I am concrete, detailed learner, so playing around and figuring things out on my own does NOT work for me. I need a lot of hand-holding and specific step-by-step instructions. Naturally, I am drawn to classes, manuals, and the “watch others and imitate” method.
One day when I was researching local classes online, I browsed the Habitat for Humanity site and clicked on “Volunteer”. There under the list of events was a special day designated as “Women Build.” This seemed like a great opportunity to pick up some handy-woman skills, at the same time do something nice for others. Win-win!
I was a bit naive about what Habitat for Humanity was all about. I thought it was something that you did on a church mission trip, driving to the Appalachians for a month and building one house in the middle of nowhere. In reality, there are Habitat homes and developments almost everywhere, often in the middle of developed cities and neighborhoods. Chances are there is one within 30 minutes of you.

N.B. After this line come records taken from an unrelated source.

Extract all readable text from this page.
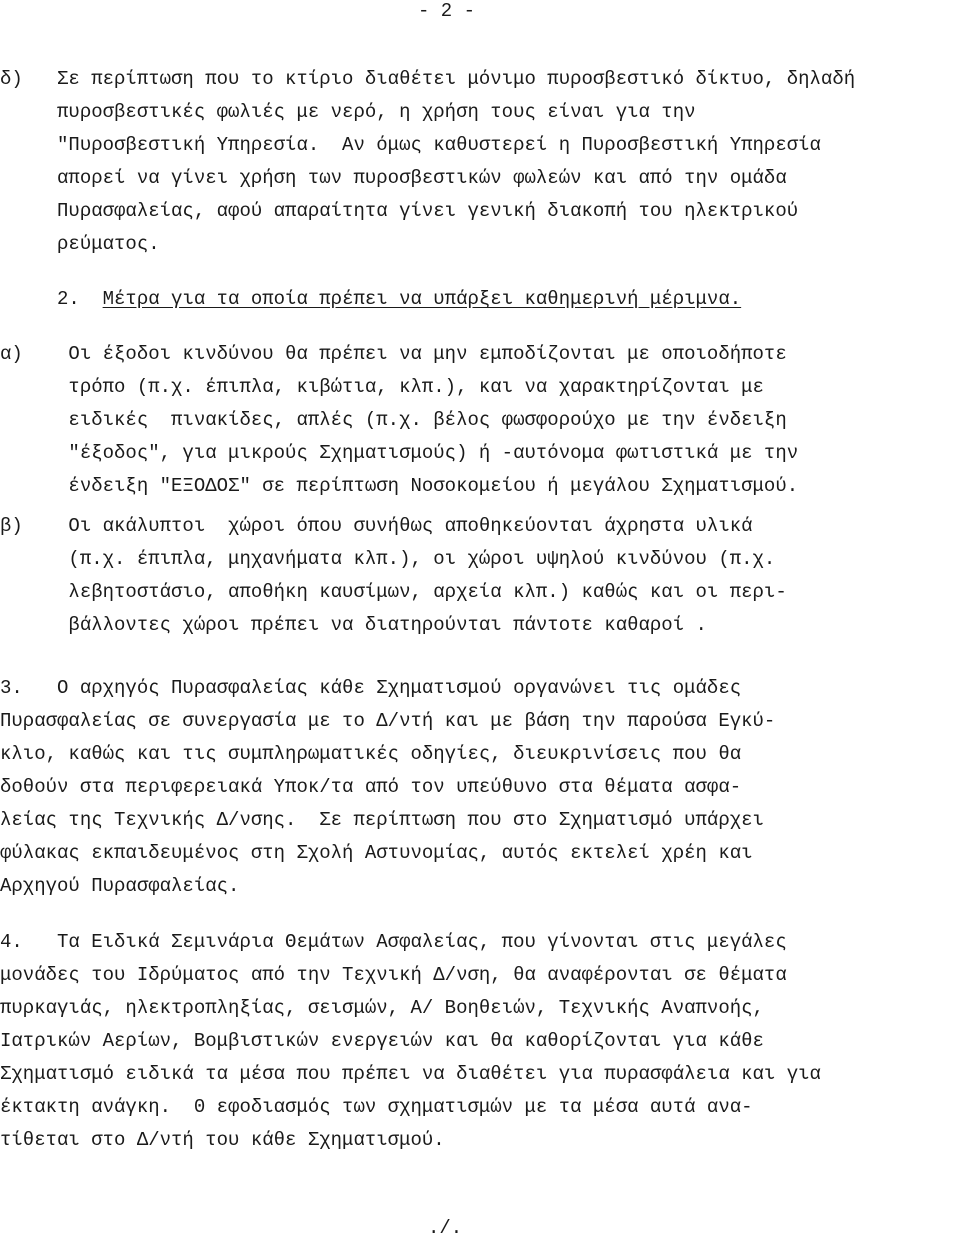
- 2 -
δ)   Σε περίπτωση που το κτίριο διαθέτει μόνιμο πυροσβεστικό δίκτυο, δηλαδή
πυροσβεστικές φωλιές με νερό, η χρήση τους είναι για την
"Πυροσβεστική Υπηρεσία.  Αν όμως καθυστερεί η Πυροσβεστική Υπηρεσία
απορεί να γίνει χρήση των πυροσβεστικών φωλεών και από την ομάδα
Πυρασφαλείας, αφού απαραίτητα γίνει γενική διακοπή του ηλεκτρικού
ρεύματος.
2.  Μέτρα για τα οποία πρέπει να υπάρξει καθημερινή μέριμνα.
α)    Οι έξοδοι κινδύνου θα πρέπει να μην εμποδίζονται με οποιοδήποτε
τρόπο (π.χ. έπιπλα, κιβώτια, κλπ.), και να χαρακτηρίζονται με
ειδικές  πινακίδες, απλές (π.χ. βέλος φωσφορούχο με την ένδειξη
"έξοδος", για μικρούς Σχηματισμούς) ή -αυτόνομα φωτιστικά με την
ένδειξη "ΕΞΟΔΟΣ" σε περίπτωση Νοσοκομείου ή μεγάλου Σχηματισμού.
β)    Οι ακάλυπτοι  χώροι όπου συνήθως αποθηκεύονται άχρηστα υλικά
(π.χ. έπιπλα, μηχανήματα κλπ.), οι χώροι υψηλού κινδύνου (π.χ.
λεβητοστάσιο, αποθήκη καυσίμων, αρχεία κλπ.) καθώς και οι περι-
βάλλοντες χώροι πρέπει να διατηρούνται πάντοτε καθαροί .
3.   Ο αρχηγός Πυρασφαλείας κάθε Σχηματισμού οργανώνει τις ομάδες
Πυρασφαλείας σε συνεργασία με το Δ/ντή και με βάση την παρούσα Εγκύ-
κλιο, καθώς και τις συμπληρωματικές οδηγίες, διευκρινίσεις που θα
δοθούν στα περιφερειακά Υποκ/τα από τον υπεύθυνο στα θέματα ασφα-
λείας της Τεχνικής Δ/νσης.  Σε περίπτωση που στο Σχηματισμό υπάρχει
φύλακας εκπαιδευμένος στη Σχολή Αστυνομίας, αυτός εκτελεί χρέη και
Αρχηγού Πυρασφαλείας.
4.   Τα Ειδικά Σεμινάρια Θεμάτων Ασφαλείας, που γίνονται στις μεγάλες
μονάδες του Ιδρύματος από την Τεχνική Δ/νση, θα αναφέρονται σε θέματα
πυρκαγιάς, ηλεκτροπληξίας, σεισμών, Α/ Βοηθειών, Τεχνικής Αναπνοής,
Ιατρικών Αερίων, Βομβιστικών ενεργειών και θα καθορίζονται για κάθε
Σχηματισμό ειδικά τα μέσα που πρέπει να διαθέτει για πυρασφάλεια και για
έκτακτη ανάγκη.  0 εφοδιασμός των σχηματισμών με τα μέσα αυτά ανα-
τίθεται στο Δ/ντή του κάθε Σχηματισμού.
./.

It was an interesting day and I met a lot of really nice people. However, there was a lot of standing around. I’m sure the site managers are used to their regular volunteers coming in, picking up their tools, and getting to work without needing many directions. We, on the other hand, were a room full of women – many first-timers – who had no idea what to do or how to do it. I learned that to fit in at this particular site, you need the confidence to step right in and not wait to be told what to do (definitely not my strong point).
But there were a lot of things I did learn on my first day of volunteering for Habitat:
- Drilling a concrete drill bit with an impact driver into the concrete foundation of a house makes your entire body shake for 15 minutes afterward.
- Carrying insulation in shorts and a t-shirt makes you itch. A lot.
- Snakes can pop out of dirt piles at very inopportune moments. There are no pictures of this because I was too busy running away and screaming like a 6-year-old girl.
Most of all I learned that Habitat does not give their homes away, but sells them to hard-working and deserving families who, for one reason or another, have fallen on hard times and truly want the opportunity to turn their lives around. They have proven employment, attend classes on financial management, and are required to log hundreds of hours volunteering with the construction of their own home and others. On the day I volunteered, there was a Habitat couple there who are homeowners in the community. They met their hourly requirement MONTHS ago, but still show up every weekend to build because, according to the husband, “I can’t sit on my couch looking out my window at other people helping when so much has been given to us.”
I also learned that giving back is about so much more than showing up on a worksite for a few hours one day and hammering a couple of nails. I’ve got a long way to go before I can say that I’m a committed volunteer, but I’m looking forward to going back.